Thursday, July 11, 2013

Are You A Feminist?

There is neither Jew nor Gentile, neither slave nor free, nor is there male and female, for you are all one in Christ Jesus. Galatians 3:28

Teacher, counselor, preacher, pastor, leader, life coach, mom, wife are all the titles I've gladly worn at some point in my life and career. I really was not ready when I was asked: "are you a feminist?"

A woman asked me this question after hearing of the work I do with women in prison and globally.

I was completely caught off guard by her question but luckily I've been pondering on what it means to be a feminist and was I one or should I be one?


 I'm one of 5 daughters. I grew up in Haiti surrounded by women entrepreneurs. In the absence of my mom for 10 years, these women helped shape my view on what it means to be a woman. They were hard working women and lived with passion in spite of what life threw at them. They had a joie de vive in the midst of lack and poverty.

I was later exposed by other types of women during my years in college; Rutgers university. I was on an all-girl campus where a huge emphasis was on empowering women and the hope was for women to be used to change the world.

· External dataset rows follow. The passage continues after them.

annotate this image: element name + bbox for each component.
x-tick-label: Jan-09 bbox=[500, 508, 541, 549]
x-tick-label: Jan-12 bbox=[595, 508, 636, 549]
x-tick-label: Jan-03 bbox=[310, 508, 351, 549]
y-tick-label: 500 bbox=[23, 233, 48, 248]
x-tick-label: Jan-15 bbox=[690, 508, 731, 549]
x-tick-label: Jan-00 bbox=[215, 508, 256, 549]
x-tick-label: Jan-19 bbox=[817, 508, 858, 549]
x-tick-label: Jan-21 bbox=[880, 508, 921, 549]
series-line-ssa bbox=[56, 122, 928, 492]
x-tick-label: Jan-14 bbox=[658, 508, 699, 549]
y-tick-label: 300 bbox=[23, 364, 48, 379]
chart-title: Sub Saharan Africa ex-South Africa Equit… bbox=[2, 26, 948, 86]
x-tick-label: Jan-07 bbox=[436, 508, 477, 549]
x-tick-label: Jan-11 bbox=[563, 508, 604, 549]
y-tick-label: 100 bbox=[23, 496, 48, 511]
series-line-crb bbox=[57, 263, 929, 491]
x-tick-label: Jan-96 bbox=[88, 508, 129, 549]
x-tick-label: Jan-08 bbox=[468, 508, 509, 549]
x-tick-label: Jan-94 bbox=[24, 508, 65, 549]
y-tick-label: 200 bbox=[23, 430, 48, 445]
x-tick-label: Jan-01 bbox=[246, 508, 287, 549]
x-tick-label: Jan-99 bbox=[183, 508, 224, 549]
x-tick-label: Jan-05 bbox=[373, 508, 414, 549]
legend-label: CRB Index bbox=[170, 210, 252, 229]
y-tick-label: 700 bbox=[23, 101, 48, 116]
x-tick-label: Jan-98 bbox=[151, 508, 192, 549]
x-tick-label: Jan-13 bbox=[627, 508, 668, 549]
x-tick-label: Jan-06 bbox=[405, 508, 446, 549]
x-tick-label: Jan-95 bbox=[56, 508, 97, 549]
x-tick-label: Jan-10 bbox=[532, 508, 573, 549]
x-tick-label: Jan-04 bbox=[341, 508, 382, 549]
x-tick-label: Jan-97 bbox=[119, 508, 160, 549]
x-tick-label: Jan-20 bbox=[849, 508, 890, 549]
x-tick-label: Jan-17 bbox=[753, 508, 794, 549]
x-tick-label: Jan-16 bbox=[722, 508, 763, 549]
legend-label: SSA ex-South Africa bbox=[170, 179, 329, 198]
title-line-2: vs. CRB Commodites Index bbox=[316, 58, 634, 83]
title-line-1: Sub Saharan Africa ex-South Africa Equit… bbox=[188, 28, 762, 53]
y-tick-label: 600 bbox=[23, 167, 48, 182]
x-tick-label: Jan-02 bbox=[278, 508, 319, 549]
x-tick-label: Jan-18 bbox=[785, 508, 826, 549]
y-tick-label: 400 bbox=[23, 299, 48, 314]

I met my closest girlfriends on that campus.

I then became the wife and mother to 4 great men.  In this arena, we had to negotiate the dos and don’ts for our family.  Would my husband help with the cooking? Who would wash the dishes? Who would handle the finances? Should I speak up or shut up? What about respect, how to give it without it being mandated? What is my worth?  What do I bring to the table?  Who would pray and lead prayer time before we headed to bed at night?

We started out as rule followers, trying to fit the mold but in our home we had to be authentic to our gifts; we could not follow predefined roles for the uniqueness of our family.  God was the core and when something needed to be done, we would put our heads together and get it done.  We started realizing that we needed to be authentic in the uniqueness of our family.  We approached our family not with predetermined rules but with predetermined passion for serving one another.

In church and seminary, the roles for women were more strictly defined and enforced than in any other place I’ve studied, worked and in my family.  It saddened me that the roles for women and men were approached from predetermined prescribed rules. In the book the Call and Gifted written by the Evangelical Covenant Church Denomination, one line reads: “We believe that the biblical basis for service in the body of Christ is giftedness, a call from God, and godly character—not gender”. To which I say: YES. I believe it should be the same in the family and place of employment. 

If the question, “are you a feminist”, was asked of me 15 years ago, I would have answered with an emphatic no, because the word feminism invoked so many negative meanings.  I would go into a series of questions: does it mean I think men and women are the same? Does it mean women wear the pants? Does it mean women should abort their babies whenever they felt like it? Does it mean women can take over and start undermining the leadership of men? Does it mean I’m bringing shame on my family if I’m too strong? Does this mean I can hang out with the fellas all night and drink beer because that’s what men do? Does it mean women will become men?

Over the course of 15 years, I’ve done a tremendous amount of growing up.  I’ve sat across hundreds of women who have been victimized simply because they were women.  I’ve sat across women who have been abused and handed a heavy burden simply because they were women.  I’ve sat across women who could not get an education simply because they were women.  I’ve sat across women afraid to speak up simply because they were women. 

I want women to be empowered to get an education, to lead, to be treated fairly, to not be marginalized, to be paid the same amount for equal work done, to be promoted according to their gifts and talents and not held back because of culture and gender.  And if that makes me a feminist, I gladly embrace that title as well.

One of the best definitions I've read of feminism is: “someone who believes in social, political, and economic equality of the sexes” Cheryl Sandberg.  And I will add equality in the church.


Let us stand up for women.  Let us elevate them.  Let us fight for them.  Let us say: the victimization of women must end.  Why?  Because that’s the heart of God.